Presentation Information

[1Yin-A-15]Multimodal Large Language Model based on Compressed Video Representation for Video Understanding

〇Daichi Yashima1,3, Shuhei Kurita2, Yusuke Oda3, Komei Sugiura1 (1. Keio University, 2. NII, 3. NII LLMC)

Keywords:

multimodal large language model,video understanding,compressed video representation

In this study, we focus on video understanding by MLLMs. This task is challenging because processing a full stream of RGB frames is computationally intractable and highly redundant, as self-attention have quadratic complexity with sequence length. We propose a video MLLM that efficiently processes videos by operating directly on their compressed representations. A sparse set of RGB keyframes is retained for appearance, while temporal dynamics are encoded as a motion representation, removing the need for sequential RGB frames.
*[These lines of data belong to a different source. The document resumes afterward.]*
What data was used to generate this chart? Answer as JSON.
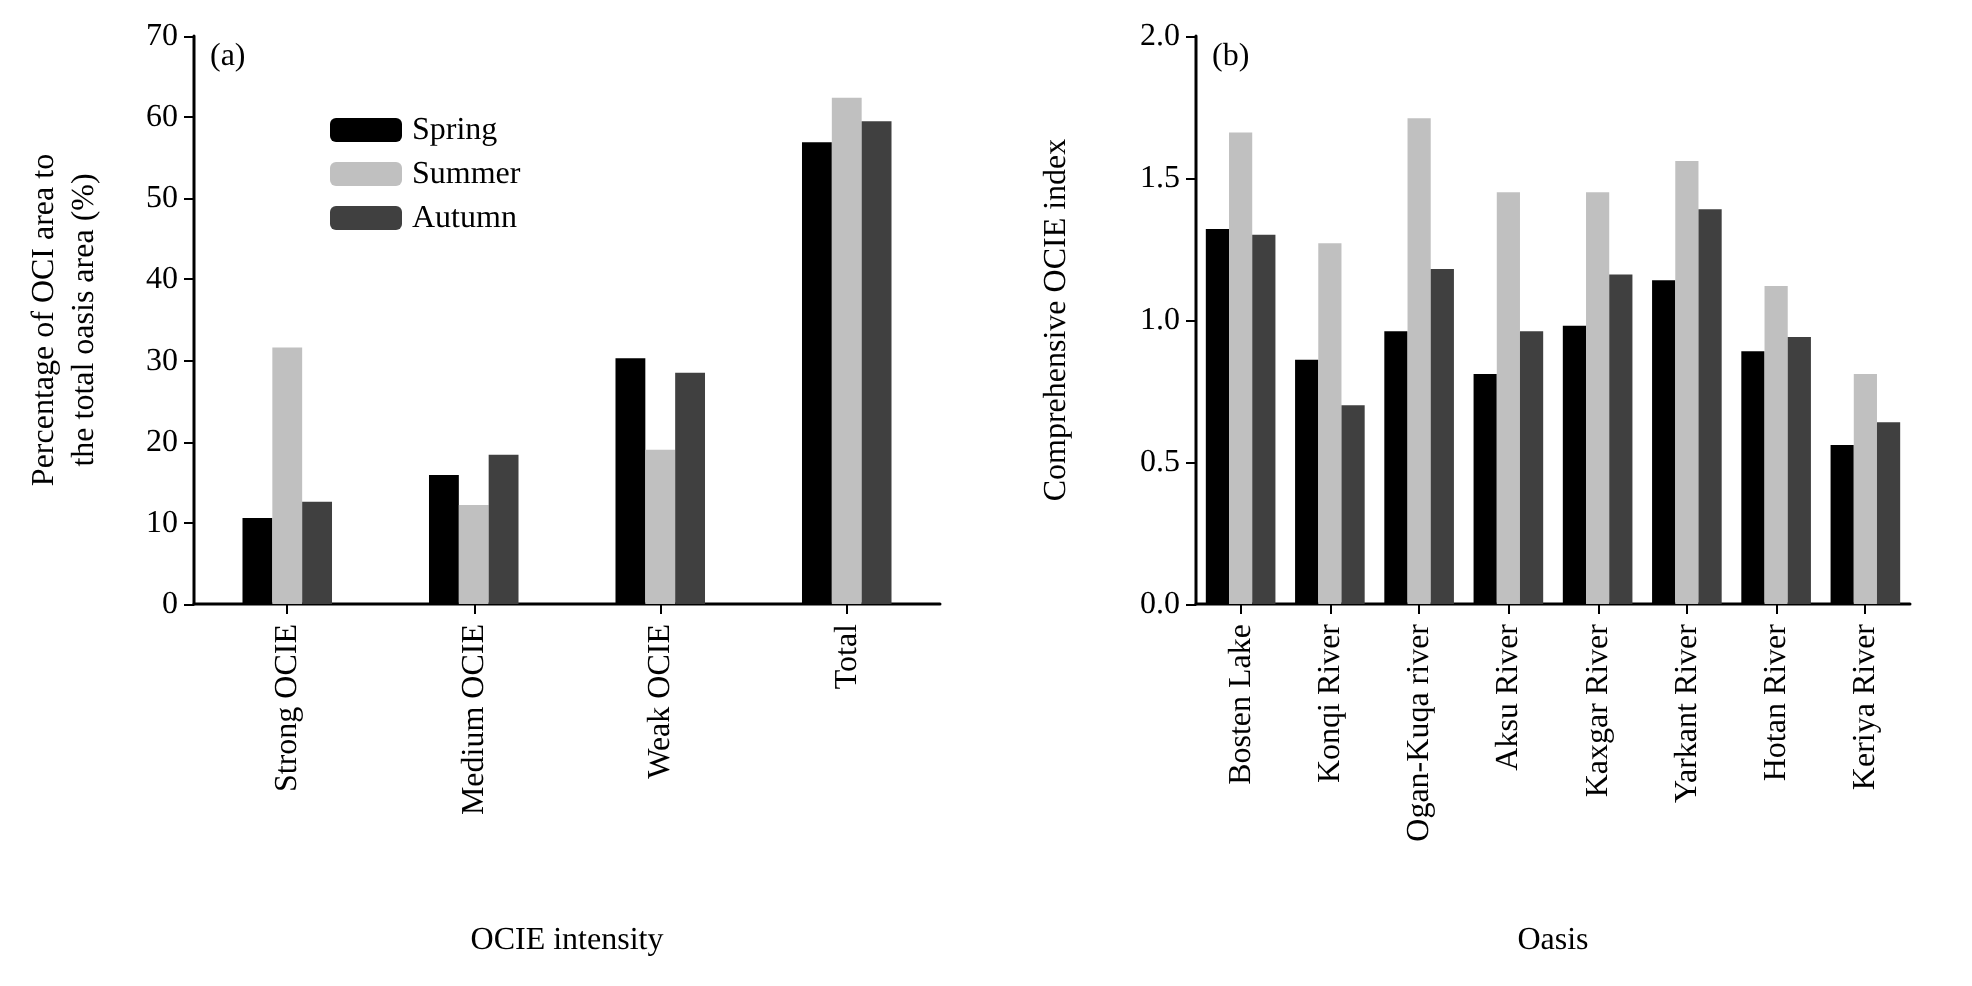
{
  "chart_data": [
    {
      "type": "bar",
      "categories": [
        "Strong OCIE",
        "Medium OCIE",
        "Weak OCIE",
        "Total"
      ],
      "xlabel": "OCIE intensity",
      "ylabel": "Percentage of OCI area to\nthe total oasis area (%)",
      "annotations": [
        "(a)"
      ],
      "ylim": [
        0,
        70
      ],
      "yticks": [
        0,
        10,
        20,
        30,
        40,
        50,
        60,
        70
      ],
      "grid": false,
      "legend": "top left",
      "series": [
        {
          "name": "Spring",
          "color": "#000000",
          "values": [
            10.6,
            15.9,
            30.3,
            56.9
          ]
        },
        {
          "name": "Summer",
          "color": "#c0c0c0",
          "values": [
            31.6,
            12.2,
            19.0,
            62.4
          ]
        },
        {
          "name": "Autumn",
          "color": "#404040",
          "values": [
            12.6,
            18.4,
            28.5,
            59.5
          ]
        }
      ]
    },
    {
      "type": "bar",
      "categories": [
        "Bosten Lake",
        "Konqi River",
        "Ogan-Kuqa river",
        "Aksu River",
        "Kaxgar River",
        "Yarkant River",
        "Hotan River",
        "Keriya River"
      ],
      "xlabel": "Oasis",
      "ylabel": "Comprehensive OCIE index",
      "annotations": [
        "(b)"
      ],
      "ylim": [
        0,
        2
      ],
      "yticks": [
        {
          "value": 0,
          "label": "0.0"
        },
        {
          "value": 0.5,
          "label": "0.5"
        },
        {
          "value": 1,
          "label": "1.0"
        },
        {
          "value": 1.5,
          "label": "1.5"
        },
        {
          "value": 2,
          "label": "2.0"
        }
      ],
      "grid": false,
      "series": [
        {
          "color": "#000000",
          "values": [
            1.32,
            0.86,
            0.96,
            0.81,
            0.98,
            1.14,
            0.89,
            0.56
          ]
        },
        {
          "color": "#c0c0c0",
          "values": [
            1.66,
            1.27,
            1.71,
            1.45,
            1.45,
            1.56,
            1.12,
            0.81
          ]
        },
        {
          "color": "#404040",
          "values": [
            1.3,
            0.7,
            1.18,
            0.96,
            1.16,
            1.39,
            0.94,
            0.64
          ]
        }
      ]
    }
  ]
}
These motion representations act as a compact proxy for optical flow, capturing temporal dynamics without full frame decoding. To refine the noise and low fidelity of block-based motions, we introduce a module to denoise and generate a fine-grained motion representation. Furthermore, our model efficiently compresses these features in a way that scales linearly with sequence length. We demonstrate the effectiveness of our approach on multiple challenging benchmarks, including VideoMME, LongVideoBench, NExT-QA, MLVU, and Perception Test, where it outperformed baseline methods.